Single by Lana Del Rey

from the album Honeymoon
- Released: September 11, 2015
- Studio: The Green Building (Santa Monica, CA)
- Genre: Pop
- Length: 4:50 (album version); 4:47 (radio edit);
- Label: Interscope; Polydor;
- Songwriters: Lana Del Rey; Rick Nowels;
- Producers: Lana Del Rey; Rick Nowels; Kieron Menzies;

Lana Del Rey singles chronology
| "High by the Beach" (2015) | "Music to Watch Boys To" (2015) | "Love" (2017) |

Music video
- "Music to Watch Boys To" on YouTube

= Music to Watch Boys To =

"Music to Watch Boys To" is a song by American singer Lana Del Rey from her fourth studio album Honeymoon (2015). It was written by Del Rey and Rick Nowels. It was released as the second single from Honeymoon on September 11, 2015, via digital download.

== Background ==
Lana Del Rey first mentioned the song as a potential title for the whole album in late June 2014. On January 2, 2015, Lana Del Rey opened up a little more on the song, elaborating on how she wrote it in a visual, noirish way saying "the title (of the song) lends itself to a visual of shadows of men passing by, this girl's eyes, her face. I can definitely see things". Del Rey later stated that "Music to Watch Boys To is one of my favourite songs from the record, I love the 30 second a cappella beginning. Reminds me of what Les Baxter would've had as a bonus track on Jewels of the Sea." The song was originally eyed as the lead single for the album.

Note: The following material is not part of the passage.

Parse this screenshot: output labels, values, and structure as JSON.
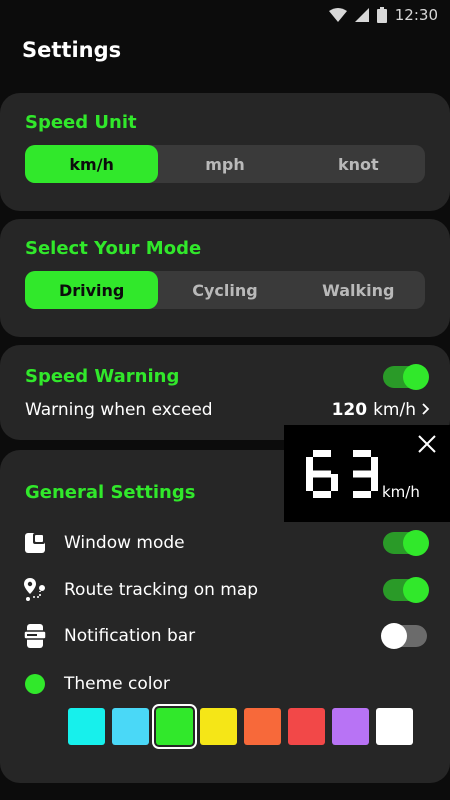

A snippet of the song was featured alongside excerpts from "Terrence Loves You", "Freak" and "High by the Beach" in an album sampler released September 8, 2015. On September 9, 2015, Del Rey posted the official single cover on social media sites along with an announcement that the track would premier later that day on Beats 1 Radio. The song was officially released as the second single on September 11, 2015.

== Music video ==
On June 3, 2015, model Jake Mast tweeted that the music video he had filmed with Del Rey earlier in the year was for the track and would be released in June, however, by the end of the month, no video had been released. In September 2015, Del Rey posted a behind-the-scenes image from the video via her Instagram profile. The official music video premiered on September 30, 2015. The video features Del Rey lounging in a lawn chair while men play basketball on an empty court, and a group of young girls in dresses swimming together underwater. Scenes of Del Rey wearing glitter and wearing a black dress are inter cut in between the footage of the basketball players. The video ends with Del Rey and the young girls holding hands and jumping together in a line.

== Critical reception ==
"Music to Watch Boys To" was met with widespread critical acclaim, many of whom applauded it for its surreal production when reviewing the album, although some were critical of its lack of pace. Metacritic listed it as the top track of the parent album, Honeymoon. In a track-by-track review of the album, Amy Davidson of Digital Spy said: "The perfect 'Music to Watch Boys To' is apparently pretty plodding and calculable. Despite its seductive title, track two never really picks up pace. Yes, this is Lana Del Rey we're talking about and we're hardly expecting a dance-break and a guest rap spot, but it also lacks the syrupy melodrama we've become accustomed to when it comes to the star." Melissa Maerz of Entertainment Weekly wrote: "In 'Music To Watch Boys To,' Del Rey imagines listening to her own songs while gawking at pretty young things, and listening to her multi-tracked sighs, it's hard to tell what turns her on more, listening or looking." Rolling Stone called it "dreamy", saying, "Del Rey's dreamy slow-burner finds her echoing on the chorus, 'I like you a lot / So I do what you want' over a sparse, atmospheric beat."

== Charts ==

| Chart (2015) | Peak position |
|---|---|
| France (SNEP) | 117 |
| Sweden Heatseeker (Sverigetopplistan) | 17 |
| UK Singles (Official Charts) | 186 |

==Certifications==

Certifications for "Music to Watch Boys To"
| Region | Certification | Certified units/sales |
| Brazil (Pro-Música Brasil) | Gold | 30,000^{‡} |
^{‡} Sales+streaming figures based on certification alone.